Of concern is that 66% of patients treated by primary care dental services were prescribed oral antibiotics only. This contradicts guidelines from the Faculty of General Dental Practitioners (UK) which state that antimicrobials should be prescribed as an adjunct to removal of the source of infection.10 The majority of dentoalveolar infections are caused by necrotic pulp tissue. Removal of the source of infection ie the necrotic pulp tissue either by dental extraction or extirpation of the pulp and drainage are well established as the most effective treatment for dentoalveolar infection.11,12 The most successful form of drainage is via the soft tissues with drainage via the root canals the next most successful form.13 Therefore prescription of oral antibiotics without operative intervention represents an inadequate level of treatment for dentoalveolar infections. However, the number of patients successfully treated by GDPs using oral antibiotics alone is unknown and the number presenting to oral and maxillofacial surgery may be the tip of the iceberg. This warrants further study. Prescription of oral antibiotics can also expose patients to more courses of antibiotics which can lead to development of antibiotic resistance. The incidence of penicillin resistance in odontogenic infection in the UK has dramatically risen over the last decade and is reported to be at least 55% now.13,14 This has led to the role of penicillin in the treatment of odontogenic infection being questioned and is certainly not as important as achieving drainage.13

The proportion of patients receiving operative intervention in dental primary care may improve with education of general dental practitioners or introduction of local or regional audit of the management of dentoalveolar infections. Regional audit has proved successful in rationalising antimicrobial prescribing but will require multidisciplinary co-operation between primary care dental services and oral and maxillofacial surgery.15 Financial incentives or introduction of government targets may be the only realistic methods to improve the proportion of patients receiving operative intervention in dental primary care.

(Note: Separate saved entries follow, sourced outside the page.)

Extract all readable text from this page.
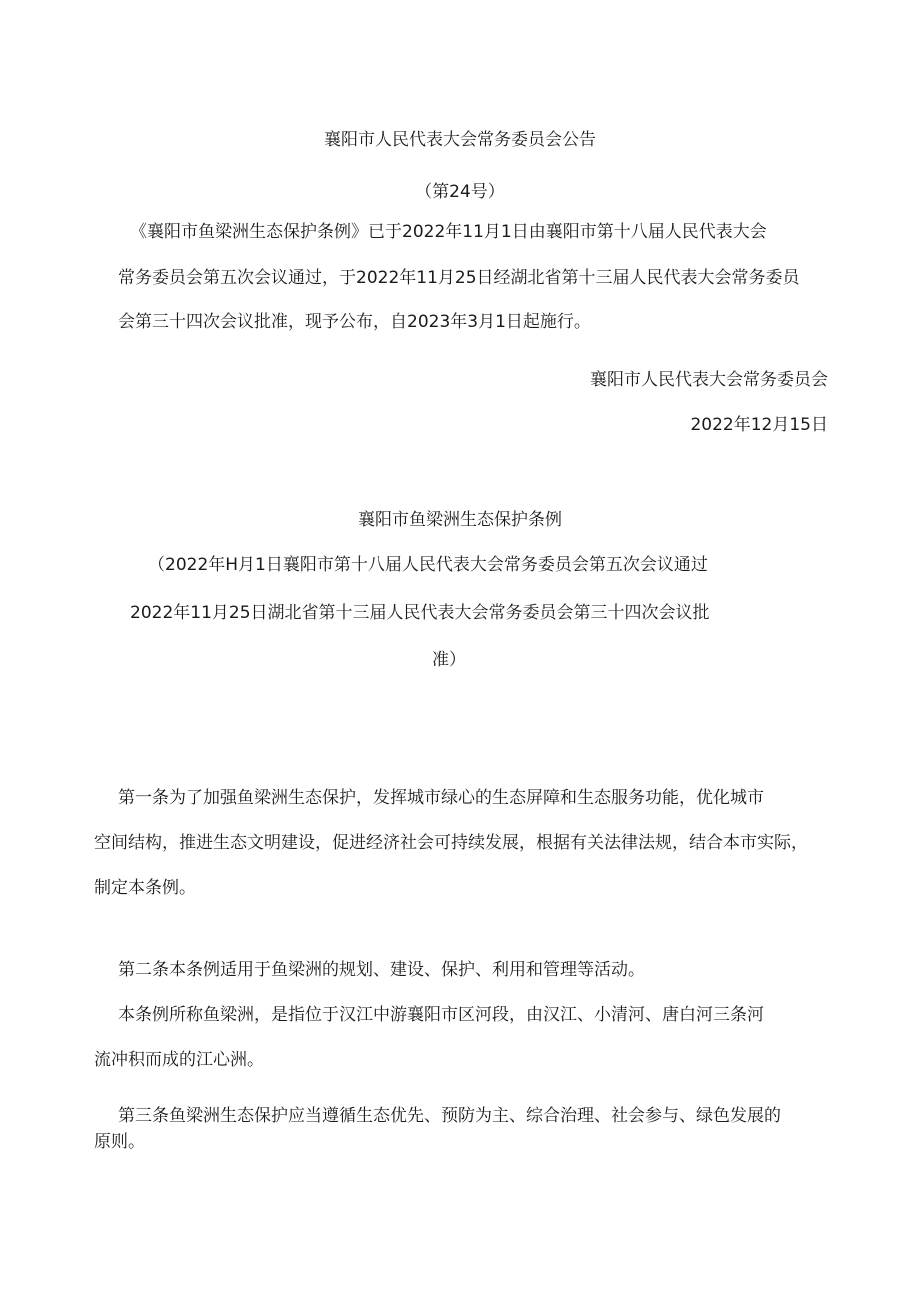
襄阳市人民代表大会常务委员会公告
（第24号）
《襄阳市鱼梁洲生态保护条例》已于2022年11月1日由襄阳市第十八届人民代表大会
常务委员会第五次会议通过，于2022年11月25日经湖北省第十三届人民代表大会常务委员
会第三十四次会议批准，现予公布，自2023年3月1日起施行。
襄阳市人民代表大会常务委员会
2022年12月15日
襄阳市鱼梁洲生态保护条例
（2022年H月1日襄阳市第十八届人民代表大会常务委员会第五次会议通过
2022年11月25日湖北省第十三届人民代表大会常务委员会第三十四次会议批
准）
第一条为了加强鱼梁洲生态保护，发挥城市绿心的生态屏障和生态服务功能，优化城市
空间结构，推进生态文明建设，促进经济社会可持续发展，根据有关法律法规，结合本市实际，
制定本条例。
第二条本条例适用于鱼梁洲的规划、建设、保护、利用和管理等活动。
本条例所称鱼梁洲，是指位于汉江中游襄阳市区河段，由汉江、小清河、唐白河三条河
流冲积而成的江心洲。
第三条鱼梁洲生态保护应当遵循生态优先、预防为主、综合治理、社会参与、绿色发展的
原则。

There is significant financial cost and health related morbidity associated with uncontrolled odontogenic infection. Eighty-one percent of patients required hospital admission, 75% received intravenous antibiotics and 46% required a surgical procedure under general anaesthesia. Three percent of patients required admission to intensive therapy units and 1% required a surgical airway. These procedures and inpatient admissions are not only costly in themselves but this unplanned activity can result in cancellation of elective procedures at times of low availability of emergency theatres. In addition the large proportion of patients presenting to accident and emergency increases the accident and emergency workload where staff are not primarily trained to deal with dental problems. These features have a deleterious effect on workforce planning and in provision of elective services in the target driven NHS environment. Although there were no deaths in the audit period, cervicofacial infection of dental origin is still associated with mortality, particularly in patients with complicated medical histories.2,16

In summary, by its cross-sectional design, this audit cannot prove an increase in the presentation of cervicofacial infection of dental origin. It does, however, provide a benchmark from which future comparisons can be made. The reasons for presentation of cervicofacial infection to oral and maxillofacial surgery are clearly complex. Lack of access to NHS primary care dental services may be less significant than originally thought as only 20 of those who sought dental treatment were unable to access it. A significant proportion of patients preferentially present to primary care medical services rather than dental services. The reasons for this are unclear and further study is indicated. Two thirds of patients treated by primary care dental services received oral antibiotics only which represents an inadequate level of treatment for odontogenic infection.